Kemudian selanjutnya dalam praktik jual beli rokok ilegal terdapat ketidak jelasan datangnya rokok atau perusahaan yang memasokkan rokok tersebut tidak diketahui sehingga jika terdapat permasalahan di dalamnya sulit untuk dipecahkan. Dalam hukum Islam jual beli yang seperti ini termasuk dalam kategori jual beli jahalah yang dilarang untuk dilakukan.
Sebagaimana dalam teorinya dijelaskan bahwa jual beli jahalah adalah  jual beli ketidakjelasan yang mendatangkan perselisihan yang sulit untuk diselesaikan.

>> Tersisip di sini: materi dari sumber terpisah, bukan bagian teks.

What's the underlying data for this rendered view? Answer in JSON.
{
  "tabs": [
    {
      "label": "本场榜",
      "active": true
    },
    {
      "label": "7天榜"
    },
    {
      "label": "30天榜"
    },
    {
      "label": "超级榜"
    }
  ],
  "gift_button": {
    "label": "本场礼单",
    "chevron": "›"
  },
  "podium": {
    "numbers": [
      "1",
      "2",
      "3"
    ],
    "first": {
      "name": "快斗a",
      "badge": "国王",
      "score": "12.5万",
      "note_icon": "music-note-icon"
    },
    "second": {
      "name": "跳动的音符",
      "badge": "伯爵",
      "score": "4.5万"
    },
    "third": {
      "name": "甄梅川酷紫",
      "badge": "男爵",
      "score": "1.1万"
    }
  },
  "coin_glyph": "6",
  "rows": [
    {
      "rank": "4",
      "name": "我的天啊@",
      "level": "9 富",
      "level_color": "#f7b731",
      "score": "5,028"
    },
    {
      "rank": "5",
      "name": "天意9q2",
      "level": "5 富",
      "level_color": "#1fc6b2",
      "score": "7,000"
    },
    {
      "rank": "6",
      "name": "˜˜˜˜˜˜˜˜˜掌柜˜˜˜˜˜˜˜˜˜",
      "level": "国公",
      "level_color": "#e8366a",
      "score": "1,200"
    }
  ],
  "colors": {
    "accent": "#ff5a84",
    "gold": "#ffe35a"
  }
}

Dimana ketidakjelasan ini ada empat macam, yaitu
*Ketidakjelasan dalam barang yang dijual, baik jenisnya, macamnya, atau kadarnya menurut pandangan pembeli.
*Ketidakjelasan harga.
*Ketidakjelasan masa (tempo) seperti dalam harga yang diangsur, atau dalam khiyar syarat. Dalam hal ini waktu harus jelas.
*Ketidakjelasan dalam langkah -- langkah penjaminan. Dalam hal ini penjamin tersebut harus jelas. Apabila tidak jelas maka akan jual beli menjadi batal.
Dari beberapa kriteria jual beli jahalah dia atas, jual beli rokok ilegal dapat dimasukkan dalam kategori ketidak jelasan langkah-langkah penjaminan. Terlebih lagi jika terjadi penyergapan yang dilakukan oleh pihak yang berwenang akan sulit untuk menuntut perusahaan yang memproduksinya karena tidak diketahui dengan sempurna.